Many places in the United States and Europe are choosing to forego ancient gender norms by practicing what’s being called “gender mainstreaming.” This is a term established by the UN in 1995 as a global strategy to support gender equality. Though it has gained momentum over the last 20 years, we still have a long way to go, even in a place as influential as North America.

Europe is far more accepting of gender nonconformity than we are here. Many countries have adopted laws and policies to influence a more equal and accepting society, regardless of gender.
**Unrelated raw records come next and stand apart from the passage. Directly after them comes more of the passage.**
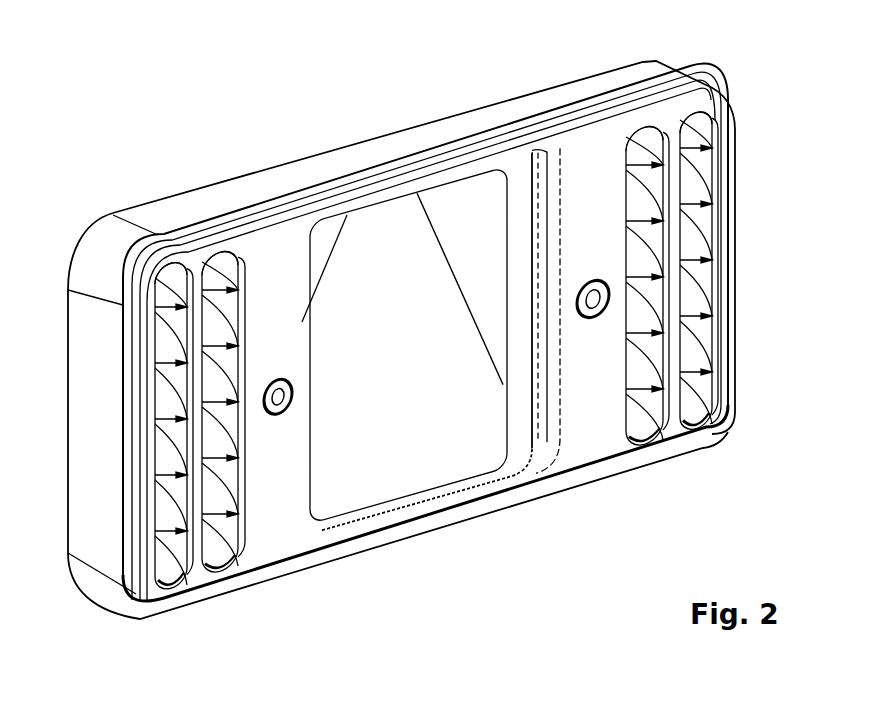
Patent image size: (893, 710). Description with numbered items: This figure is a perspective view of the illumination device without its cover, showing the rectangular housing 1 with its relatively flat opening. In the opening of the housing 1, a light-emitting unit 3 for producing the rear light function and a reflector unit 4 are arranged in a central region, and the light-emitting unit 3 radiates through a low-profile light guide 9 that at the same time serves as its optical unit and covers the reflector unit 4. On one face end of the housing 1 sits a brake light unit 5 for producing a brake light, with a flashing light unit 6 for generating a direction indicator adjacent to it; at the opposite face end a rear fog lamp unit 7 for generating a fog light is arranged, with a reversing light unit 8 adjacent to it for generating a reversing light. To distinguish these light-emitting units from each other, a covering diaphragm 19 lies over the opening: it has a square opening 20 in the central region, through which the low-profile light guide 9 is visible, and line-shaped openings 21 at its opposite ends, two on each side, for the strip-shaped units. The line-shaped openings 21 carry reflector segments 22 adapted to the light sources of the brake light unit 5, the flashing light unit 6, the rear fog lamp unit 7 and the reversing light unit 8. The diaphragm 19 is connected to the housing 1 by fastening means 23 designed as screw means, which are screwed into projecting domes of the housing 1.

The housing 1 is at (233, 192).
The light-emitting unit 3 is at (425, 364).
The reflector unit 4 is at (396, 566).
The brake light unit 5 is at (167, 575).
The flashing light unit 6 is at (220, 558).
The rear fog lamp unit 7 is at (697, 418).
The reversing light unit 8 is at (642, 436).
The low-profile light guide 9 is at (453, 452).
The covering diaphragm 19 is at (277, 548).
The square opening 20 is at (553, 462).
The line-shaped openings 21 is at (190, 262).
The reflector segments 22 is at (690, 234).
The fastening means 23 is at (271, 378).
In Canada, many people still have to fight for places like SFU to have gender-neutral washrooms, whereas places like Berlin now see this as a normal and expected establishment.

Language is an integral part of gender biases, and can be the deciding factor regarding whether or not people have equal access and rights in a country or area. Many languages have gendered words and tenses, associating certain things with femininity or masculinity. This often works to facilitate sexism and create a gender divide.

Sweden recently created a gender-neutral pronoun within their language, “hen.”

Many countries have recently been working to alter this. For example, Sweden recently created a gender-neutral pronoun within their language, “hen.” The German language is also being scrutinized, as it, along with other European languages, often uses pluralized words with masculine pronouns, regardless of whether or not females are within the group.

Cities in Germany and Austria have been going one step further, eliminating binary gender structures within their everyday society. Germany has converted many of its pedestrian stoplight signs from flashing images of men to those of women, and Austria has added some same-sex couples on theirs. Austria also adjusted its national anthem to celebrate both its “great daughters and sons,” rather than just sons.

Canada, however, is still far behind these progressive and inventive European countries. While for the most part, individuals here generally accept others, we still have a long way to go as a nation. We need policies to reflect our overarching mindsets of the time we are living in, rather than the mindsets of days far behind us. It’s great that we’ve come so far for women’s rights, but we still have a ways to go to make sure every citizen has equal rights, regardless of their gender.